Your gameloop should execute graphical frames whenever there is no game frame necessary, so if you fix your game to 100 gameframes per second that's 0.01 seconds per gameframe. If your computer only needed 0.001 to execute that logic in the gameframe, the other 0.009 seconds are left for repeating graphical frames.
This is a small but incomplete and not 100% accurate example:
uint16_t const GAME_FRAMERATE = 100;
uint16_t const SKIP_TICKS = 1000 / GAME_FRAMERATE;
uint16_t next_game_tick;
Timer sinceLoopStarted = Timer(); // Millisecond timer starting at 0
unsigned long next_game_tick = sinceLoopStarted.getMilliseconds();
while (gameIsRunning)
{
//! Game Frames
while (sinceLoopStarted.getMilliseconds() > next_game_tick)
{
executeGamelogic();
next_game_tick += SKIP_TICKS;
}
//! Graphical Frames
render();
}
The following link contains very good and complete information about creating an accurate gameloop:
http://www.koonsolo.com/news/dewitters-gameloop/
To be deterministic across a network, you need a single point of truth, commonly called "the server". There is a saying in the game community that goes "the client is in the hands of the enemy". That's true. You cannot trust anything that is calculated on the client for a fair game.
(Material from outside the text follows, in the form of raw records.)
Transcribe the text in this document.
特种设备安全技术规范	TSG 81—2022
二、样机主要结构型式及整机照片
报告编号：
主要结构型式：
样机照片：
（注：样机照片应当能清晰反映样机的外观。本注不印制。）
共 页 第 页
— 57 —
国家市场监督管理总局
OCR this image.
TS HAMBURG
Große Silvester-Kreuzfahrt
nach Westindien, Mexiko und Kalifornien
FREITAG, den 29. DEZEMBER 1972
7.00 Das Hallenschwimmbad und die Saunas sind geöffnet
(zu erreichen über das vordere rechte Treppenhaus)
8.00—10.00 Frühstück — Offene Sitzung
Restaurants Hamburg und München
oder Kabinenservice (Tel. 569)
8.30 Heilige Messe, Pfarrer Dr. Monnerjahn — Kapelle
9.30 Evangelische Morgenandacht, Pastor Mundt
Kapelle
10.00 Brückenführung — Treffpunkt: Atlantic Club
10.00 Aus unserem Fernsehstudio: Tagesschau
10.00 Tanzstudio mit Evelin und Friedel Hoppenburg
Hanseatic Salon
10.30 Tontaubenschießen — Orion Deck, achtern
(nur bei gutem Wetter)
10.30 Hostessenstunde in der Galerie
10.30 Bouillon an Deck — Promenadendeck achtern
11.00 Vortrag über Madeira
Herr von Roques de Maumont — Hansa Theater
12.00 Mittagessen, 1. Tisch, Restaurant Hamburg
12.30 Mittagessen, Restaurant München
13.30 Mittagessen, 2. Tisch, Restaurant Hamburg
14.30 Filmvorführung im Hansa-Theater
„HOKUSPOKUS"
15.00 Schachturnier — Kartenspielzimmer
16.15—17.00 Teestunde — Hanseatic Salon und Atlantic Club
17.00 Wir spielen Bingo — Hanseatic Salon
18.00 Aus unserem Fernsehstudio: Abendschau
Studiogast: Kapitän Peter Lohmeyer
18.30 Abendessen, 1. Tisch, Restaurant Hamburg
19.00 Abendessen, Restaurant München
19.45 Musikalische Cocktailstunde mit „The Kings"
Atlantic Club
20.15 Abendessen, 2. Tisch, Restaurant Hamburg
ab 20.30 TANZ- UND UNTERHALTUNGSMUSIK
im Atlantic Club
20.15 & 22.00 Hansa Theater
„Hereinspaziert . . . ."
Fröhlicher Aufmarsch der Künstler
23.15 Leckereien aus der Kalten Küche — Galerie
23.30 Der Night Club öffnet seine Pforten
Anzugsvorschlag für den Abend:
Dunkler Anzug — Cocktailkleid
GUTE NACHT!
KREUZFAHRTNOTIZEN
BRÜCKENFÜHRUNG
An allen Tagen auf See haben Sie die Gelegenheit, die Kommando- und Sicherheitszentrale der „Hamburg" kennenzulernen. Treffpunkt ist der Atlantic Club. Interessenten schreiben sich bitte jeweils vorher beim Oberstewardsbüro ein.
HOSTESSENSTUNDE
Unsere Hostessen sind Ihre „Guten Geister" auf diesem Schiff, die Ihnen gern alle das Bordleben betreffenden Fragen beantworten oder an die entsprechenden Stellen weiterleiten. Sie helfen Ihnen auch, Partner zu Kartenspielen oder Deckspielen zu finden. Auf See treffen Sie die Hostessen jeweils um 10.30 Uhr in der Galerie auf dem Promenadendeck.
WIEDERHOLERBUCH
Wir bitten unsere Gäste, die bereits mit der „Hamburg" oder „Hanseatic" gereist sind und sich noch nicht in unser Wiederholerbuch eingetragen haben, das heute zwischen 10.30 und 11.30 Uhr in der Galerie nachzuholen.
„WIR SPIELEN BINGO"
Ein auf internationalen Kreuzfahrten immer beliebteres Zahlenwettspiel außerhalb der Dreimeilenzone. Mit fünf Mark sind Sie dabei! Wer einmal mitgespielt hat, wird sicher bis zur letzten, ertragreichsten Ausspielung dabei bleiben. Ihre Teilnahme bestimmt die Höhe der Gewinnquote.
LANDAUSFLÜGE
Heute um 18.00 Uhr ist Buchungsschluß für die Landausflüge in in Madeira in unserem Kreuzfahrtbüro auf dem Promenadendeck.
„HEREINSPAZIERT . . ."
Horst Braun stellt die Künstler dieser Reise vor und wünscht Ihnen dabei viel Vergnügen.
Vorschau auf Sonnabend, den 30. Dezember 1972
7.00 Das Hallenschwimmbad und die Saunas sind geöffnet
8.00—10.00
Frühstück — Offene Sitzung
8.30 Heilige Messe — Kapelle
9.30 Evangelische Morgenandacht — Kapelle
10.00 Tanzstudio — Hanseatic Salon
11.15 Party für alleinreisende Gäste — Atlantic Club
If for example your game gets easier if for some reasons your thread only updates 59 times a second instead of 60, people will find out. Maybe at the start they won't even be malicious. They just had their machines under full load at the time and your process didn't get to 60 times a second.
Once you have a server (maybe even in-process as a thread in single player) that does not care for graphics or update cycles and runs at it's own speed, it's deterministic enough to at least get the same results for all players. It might still not be 100% deterministic based on the fact that the computer is not real time. Even if you tell it to update every $frequence, it might not, due to other processes on the computer taking too much load.
The server and clients need to communicate, so the server needs to send a copy of it's state (for performance maybe a delta from the last copy) to each client. The client can draw this copy at the best speed available.
If your game is crashing with the thread, maybe it's an option to actually put "the server" out of process and communicate via network, this way you will find out pretty fast, which variables would have needed locks because if you just move them to another project, your client will no longer compile.
Separate game logic and graphics into different threads . The game logic thread should run at a constant speed (say, it updates 60 times per second, or even higher if your logic isn't too complicated, to achieve smoother game play ). Then, your graphics thread should always draw the latest info provided by the logic thread as fast as possible to achieve high framerates.
In order to prevent partial data from being drawn, you should probably use some sort of double buffering, where the logic thread writes to one buffer, and the graphics thread reads from the other. Then switch the buffers every time the logic thread has done one update.
This should make sure you're always using the computer's graphics hardware to its fullest. Of course, this does mean you're putting constraints on the minimum cpu speed.
I don't know if this will help but, if I remember correctly, Doom stored your input sequences and used them to generate the AI behaviour and some other things. A demo lump in Doom would be a series of numbers representing not the state of the game, but your input. From that input the game would be able to reconstruct what happened and, thus, achieve some kind of determinism ... Though I remember it going out of sync sometimes.